P. Orenstein travaille dans plusieurs domaines : peinture, lithographie, sculpture, design expérimental (notamment sculptures gonflables dans les années 1960). Son art mélange souvent histoire personnelle, mémoire de la Shoah, politique et histoire européenne, avec une esthétique proche du graffiti et du collage, de pochoirs.
Il cherche volontairement à forcer le spectateur à regarder l’histoire en face, parfois avec des symboles à décrypter.
LE FINANCEMENT
Guidée et conseillée par la Direction régionale des affaires culturelles (DRAC), la commune a recherché tous les soutiens financiers possibles. Malgré l’absence de subventions mobilisables dans un contexte économique contraint, la ville a choisi de poursuivre cet engagement patrimonial.

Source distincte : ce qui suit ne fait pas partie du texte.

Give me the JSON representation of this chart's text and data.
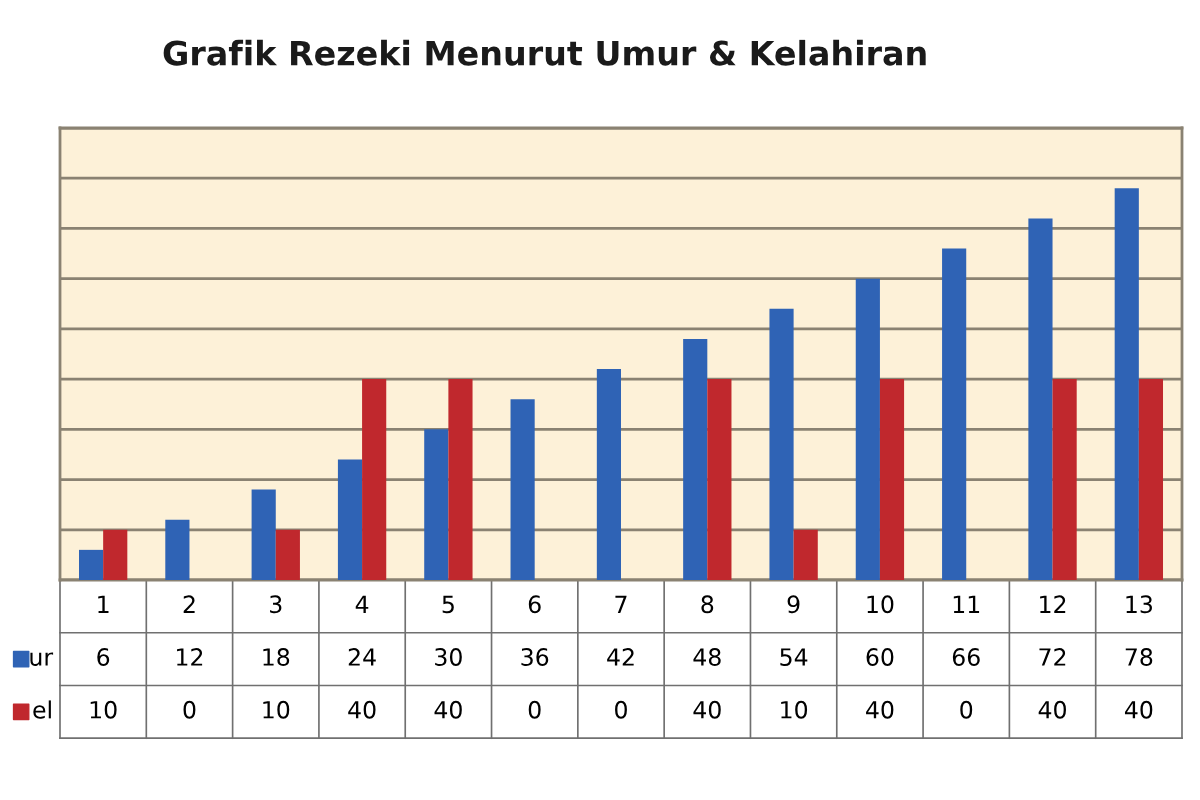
{
  "chart_data": {
    "type": "bar",
    "title": "Grafik Rezeki Menurut Umur & Kelahiran",
    "categories": [
      "1",
      "2",
      "3",
      "4",
      "5",
      "6",
      "7",
      "8",
      "9",
      "10",
      "11",
      "12",
      "13"
    ],
    "series": [
      {
        "name": "ur",
        "color": "#2f63b5",
        "values": [
          6,
          12,
          18,
          24,
          30,
          36,
          42,
          48,
          54,
          60,
          66,
          72,
          78
        ]
      },
      {
        "name": "el",
        "color": "#c0282d",
        "values": [
          10,
          0,
          10,
          40,
          40,
          0,
          0,
          40,
          10,
          40,
          0,
          40,
          40
        ]
      }
    ],
    "ylim": [
      0,
      90
    ],
    "yticks": [
      {
        "value": 0,
        "label": null
      },
      {
        "value": 10,
        "label": null
      },
      {
        "value": 20,
        "label": null
      },
      {
        "value": 30,
        "label": null
      },
      {
        "value": 40,
        "label": null
      },
      {
        "value": 50,
        "label": null
      },
      {
        "value": 60,
        "label": null
      },
      {
        "value": 70,
        "label": null
      },
      {
        "value": 80,
        "label": null
      },
      {
        "value": 90,
        "label": null
      }
    ],
    "tick_labels": "x",
    "grid": "y",
    "data_labels": true,
    "legend": "bottom left"
  }
}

Le montant total de la restauration s’élève à 35 000€.
Afin de la mener dans les meilleures conditions, la Ville fait appel à la générosité des habitants et entreprises locales.
Chaque contribution, quelle qu’en soit l’importance, participe directement à la sauvegarde et à la transmission de ce patrimoine aux générations futures.
Nous vous remercions sincèrement pour votre soutien.